One of the biggest problems with the way lists like this function is the way we often have to repeat something we said a lot earlier in the exchanges, and when there is a lot of it and followed by hundreds of other posts it just gets lost.

Near the start of the discussion I mentioned the fact that I had very mixed and complicated feelings regarding Dylan, both the man and the output, and I think I even said somewhere that I never put anybody on a pedestal, ever. The fact that culturally Dylan is on a pedestal has got nothing to do with me, but of course I will have opinions regarding that fact. So, what the hell are you talking about?

Regarding the 'ripping him out of his context'? Which context? Dylan it seems to me has always questioned and ripped himself out of 'contexts'. Are you saying that the tradition Dylan walked into is the only context that is important? And so much could be said about that so-called  'tradition' at the time anyway, the folk boom of the early 60's America, with its various colours and disparate roots, let alone the way it evolved in urban liberal coffee houses frequented mainly by young, white, radically political and culturally liberal middle class 'folk', that it is just meaningless to refer to Dylan as some sort of 'inheritor' of anything.

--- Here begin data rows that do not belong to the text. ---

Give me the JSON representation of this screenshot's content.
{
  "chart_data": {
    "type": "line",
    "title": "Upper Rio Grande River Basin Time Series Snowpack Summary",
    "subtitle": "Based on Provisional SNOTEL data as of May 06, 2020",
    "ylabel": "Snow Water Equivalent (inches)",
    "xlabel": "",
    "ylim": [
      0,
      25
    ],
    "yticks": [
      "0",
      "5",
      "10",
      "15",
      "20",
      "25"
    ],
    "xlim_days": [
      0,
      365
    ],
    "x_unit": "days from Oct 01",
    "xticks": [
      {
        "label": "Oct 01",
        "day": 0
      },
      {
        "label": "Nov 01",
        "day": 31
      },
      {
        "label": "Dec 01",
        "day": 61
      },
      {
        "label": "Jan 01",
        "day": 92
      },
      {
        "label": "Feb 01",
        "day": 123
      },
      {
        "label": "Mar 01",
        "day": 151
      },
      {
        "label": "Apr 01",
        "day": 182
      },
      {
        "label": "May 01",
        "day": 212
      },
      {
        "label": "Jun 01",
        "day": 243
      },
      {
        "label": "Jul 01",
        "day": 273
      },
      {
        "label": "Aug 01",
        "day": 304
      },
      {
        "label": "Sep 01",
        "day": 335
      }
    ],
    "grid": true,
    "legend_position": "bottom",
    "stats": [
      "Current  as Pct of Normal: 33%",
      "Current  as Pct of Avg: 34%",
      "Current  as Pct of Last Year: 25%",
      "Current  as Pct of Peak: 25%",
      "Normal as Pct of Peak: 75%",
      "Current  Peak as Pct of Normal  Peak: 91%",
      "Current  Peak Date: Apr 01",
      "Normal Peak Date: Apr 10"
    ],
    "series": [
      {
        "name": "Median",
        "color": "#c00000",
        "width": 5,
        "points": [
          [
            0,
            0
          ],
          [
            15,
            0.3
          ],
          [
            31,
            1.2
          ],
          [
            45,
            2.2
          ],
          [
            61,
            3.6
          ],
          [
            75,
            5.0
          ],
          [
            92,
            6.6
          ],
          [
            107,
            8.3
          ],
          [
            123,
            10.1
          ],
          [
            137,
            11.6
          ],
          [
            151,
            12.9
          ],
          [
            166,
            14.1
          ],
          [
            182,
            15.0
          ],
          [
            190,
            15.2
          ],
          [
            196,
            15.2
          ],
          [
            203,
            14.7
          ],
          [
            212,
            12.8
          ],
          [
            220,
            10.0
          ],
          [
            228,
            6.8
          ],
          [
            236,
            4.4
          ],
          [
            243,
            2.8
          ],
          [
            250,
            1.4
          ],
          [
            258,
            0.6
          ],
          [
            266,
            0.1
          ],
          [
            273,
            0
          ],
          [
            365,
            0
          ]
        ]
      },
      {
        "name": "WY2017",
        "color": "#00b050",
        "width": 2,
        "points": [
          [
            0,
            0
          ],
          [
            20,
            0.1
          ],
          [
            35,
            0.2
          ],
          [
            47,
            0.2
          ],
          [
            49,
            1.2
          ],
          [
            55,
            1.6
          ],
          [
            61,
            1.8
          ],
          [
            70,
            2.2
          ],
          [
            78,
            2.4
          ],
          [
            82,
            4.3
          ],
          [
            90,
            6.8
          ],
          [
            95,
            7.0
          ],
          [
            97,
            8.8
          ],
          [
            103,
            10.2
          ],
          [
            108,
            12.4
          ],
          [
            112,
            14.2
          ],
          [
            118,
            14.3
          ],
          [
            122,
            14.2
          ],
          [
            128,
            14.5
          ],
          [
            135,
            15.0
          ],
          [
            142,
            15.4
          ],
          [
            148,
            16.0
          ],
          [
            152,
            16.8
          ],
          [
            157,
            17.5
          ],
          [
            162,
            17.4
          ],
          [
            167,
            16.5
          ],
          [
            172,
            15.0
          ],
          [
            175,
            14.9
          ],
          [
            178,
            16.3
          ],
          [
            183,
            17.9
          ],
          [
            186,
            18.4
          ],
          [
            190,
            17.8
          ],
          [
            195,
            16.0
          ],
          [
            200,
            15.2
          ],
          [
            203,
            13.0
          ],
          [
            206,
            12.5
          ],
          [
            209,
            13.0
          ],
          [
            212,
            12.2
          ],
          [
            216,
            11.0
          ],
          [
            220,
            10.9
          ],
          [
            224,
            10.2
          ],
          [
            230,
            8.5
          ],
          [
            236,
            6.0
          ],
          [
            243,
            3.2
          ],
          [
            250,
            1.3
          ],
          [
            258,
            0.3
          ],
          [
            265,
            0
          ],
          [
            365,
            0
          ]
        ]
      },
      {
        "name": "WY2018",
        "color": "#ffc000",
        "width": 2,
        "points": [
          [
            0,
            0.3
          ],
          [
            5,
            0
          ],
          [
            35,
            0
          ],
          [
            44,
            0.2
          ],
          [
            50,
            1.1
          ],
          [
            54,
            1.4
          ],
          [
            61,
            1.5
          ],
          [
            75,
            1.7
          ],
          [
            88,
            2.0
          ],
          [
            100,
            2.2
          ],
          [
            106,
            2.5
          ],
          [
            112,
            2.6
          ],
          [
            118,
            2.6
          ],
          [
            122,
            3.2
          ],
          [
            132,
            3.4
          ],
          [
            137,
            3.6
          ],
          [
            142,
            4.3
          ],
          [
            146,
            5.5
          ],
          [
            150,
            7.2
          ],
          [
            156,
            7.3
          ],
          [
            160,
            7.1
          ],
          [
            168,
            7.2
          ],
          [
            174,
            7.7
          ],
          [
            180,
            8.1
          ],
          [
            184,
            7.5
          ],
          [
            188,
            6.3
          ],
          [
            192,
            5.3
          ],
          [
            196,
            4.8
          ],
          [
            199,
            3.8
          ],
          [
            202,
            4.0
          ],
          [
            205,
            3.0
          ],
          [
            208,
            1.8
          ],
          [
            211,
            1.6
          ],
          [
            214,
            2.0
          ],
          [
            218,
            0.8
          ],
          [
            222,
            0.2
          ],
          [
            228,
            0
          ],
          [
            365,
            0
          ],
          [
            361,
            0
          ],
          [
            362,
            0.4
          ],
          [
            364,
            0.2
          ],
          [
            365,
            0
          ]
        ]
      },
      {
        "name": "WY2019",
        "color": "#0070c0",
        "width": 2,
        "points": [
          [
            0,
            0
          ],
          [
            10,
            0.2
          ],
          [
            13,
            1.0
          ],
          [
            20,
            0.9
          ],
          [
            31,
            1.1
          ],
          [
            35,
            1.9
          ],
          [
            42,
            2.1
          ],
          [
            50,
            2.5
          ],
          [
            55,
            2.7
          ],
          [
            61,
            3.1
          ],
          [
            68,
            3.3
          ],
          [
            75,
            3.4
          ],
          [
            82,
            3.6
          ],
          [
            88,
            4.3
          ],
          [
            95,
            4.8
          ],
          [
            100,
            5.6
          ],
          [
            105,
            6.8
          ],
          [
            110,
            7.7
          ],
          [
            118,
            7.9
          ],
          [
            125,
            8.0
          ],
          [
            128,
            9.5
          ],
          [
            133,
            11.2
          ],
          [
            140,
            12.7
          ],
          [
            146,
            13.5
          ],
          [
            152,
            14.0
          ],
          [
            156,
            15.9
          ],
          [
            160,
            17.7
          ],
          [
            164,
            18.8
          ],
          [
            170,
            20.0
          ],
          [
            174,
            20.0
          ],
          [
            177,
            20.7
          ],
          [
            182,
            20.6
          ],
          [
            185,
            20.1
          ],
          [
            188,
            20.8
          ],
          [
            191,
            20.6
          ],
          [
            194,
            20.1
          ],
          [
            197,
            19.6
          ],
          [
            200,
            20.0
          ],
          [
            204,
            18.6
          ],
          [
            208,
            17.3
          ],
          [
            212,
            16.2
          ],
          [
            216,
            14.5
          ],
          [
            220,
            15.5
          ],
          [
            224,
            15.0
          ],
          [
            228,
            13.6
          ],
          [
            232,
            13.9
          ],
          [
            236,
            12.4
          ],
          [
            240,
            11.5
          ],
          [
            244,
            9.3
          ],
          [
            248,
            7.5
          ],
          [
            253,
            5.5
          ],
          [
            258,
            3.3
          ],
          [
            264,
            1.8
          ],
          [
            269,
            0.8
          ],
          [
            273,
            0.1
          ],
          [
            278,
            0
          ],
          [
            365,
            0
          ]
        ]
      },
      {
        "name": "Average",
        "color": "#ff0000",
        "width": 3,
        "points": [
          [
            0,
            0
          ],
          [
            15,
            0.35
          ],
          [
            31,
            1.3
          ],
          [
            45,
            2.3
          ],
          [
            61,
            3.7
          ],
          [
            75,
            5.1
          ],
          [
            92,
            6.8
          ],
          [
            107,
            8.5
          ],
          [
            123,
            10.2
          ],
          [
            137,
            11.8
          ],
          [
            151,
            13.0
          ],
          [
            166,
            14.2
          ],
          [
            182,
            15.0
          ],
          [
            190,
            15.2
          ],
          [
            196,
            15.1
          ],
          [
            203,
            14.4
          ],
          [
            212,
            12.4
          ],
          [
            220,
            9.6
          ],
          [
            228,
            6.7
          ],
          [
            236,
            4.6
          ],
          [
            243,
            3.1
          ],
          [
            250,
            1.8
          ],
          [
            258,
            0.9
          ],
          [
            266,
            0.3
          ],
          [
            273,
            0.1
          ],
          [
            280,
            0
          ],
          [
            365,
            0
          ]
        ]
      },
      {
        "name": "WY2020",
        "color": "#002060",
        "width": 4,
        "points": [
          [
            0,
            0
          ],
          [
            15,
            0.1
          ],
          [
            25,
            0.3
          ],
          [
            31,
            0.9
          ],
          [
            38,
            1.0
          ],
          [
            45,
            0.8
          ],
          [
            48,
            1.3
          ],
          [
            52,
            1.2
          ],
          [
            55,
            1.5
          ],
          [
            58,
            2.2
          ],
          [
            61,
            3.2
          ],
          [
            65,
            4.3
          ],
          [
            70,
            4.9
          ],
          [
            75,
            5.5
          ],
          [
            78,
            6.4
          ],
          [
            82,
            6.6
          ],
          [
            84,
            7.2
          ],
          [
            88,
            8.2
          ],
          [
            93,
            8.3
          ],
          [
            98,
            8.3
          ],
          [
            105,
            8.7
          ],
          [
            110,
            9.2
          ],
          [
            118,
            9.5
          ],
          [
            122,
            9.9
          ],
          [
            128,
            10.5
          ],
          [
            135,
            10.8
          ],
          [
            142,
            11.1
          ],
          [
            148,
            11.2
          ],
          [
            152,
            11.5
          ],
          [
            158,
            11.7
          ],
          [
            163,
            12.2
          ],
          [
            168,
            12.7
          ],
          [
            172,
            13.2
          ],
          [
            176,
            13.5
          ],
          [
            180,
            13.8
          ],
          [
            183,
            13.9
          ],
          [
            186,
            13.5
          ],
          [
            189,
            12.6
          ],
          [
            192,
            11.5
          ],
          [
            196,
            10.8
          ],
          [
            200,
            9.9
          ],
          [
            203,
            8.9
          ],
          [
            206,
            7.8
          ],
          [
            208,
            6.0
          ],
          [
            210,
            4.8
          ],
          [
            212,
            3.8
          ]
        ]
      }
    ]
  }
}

Where you are exactly coming from Robin, on this topic, needs clarification.

Cheers

Tim
  
On 29 Oct 2016, at 16:10, Robin Hamilton wrote:

> Deep down, we're probably seeing different Dylans.  When I look at him, I see (among other things) the inheritor of a particular tradition, the young Dylan sitting beside the aged Blind Willie McTell, both with their guitars, both singing the blues.  Sure, he extends the tradition, but he's still part of it, and I get the sense, perhaps unfairly, that you want to do to him what was done to Shakespeare, rip him out of his context and set him up on a pedestal as an object for Unique Adoration.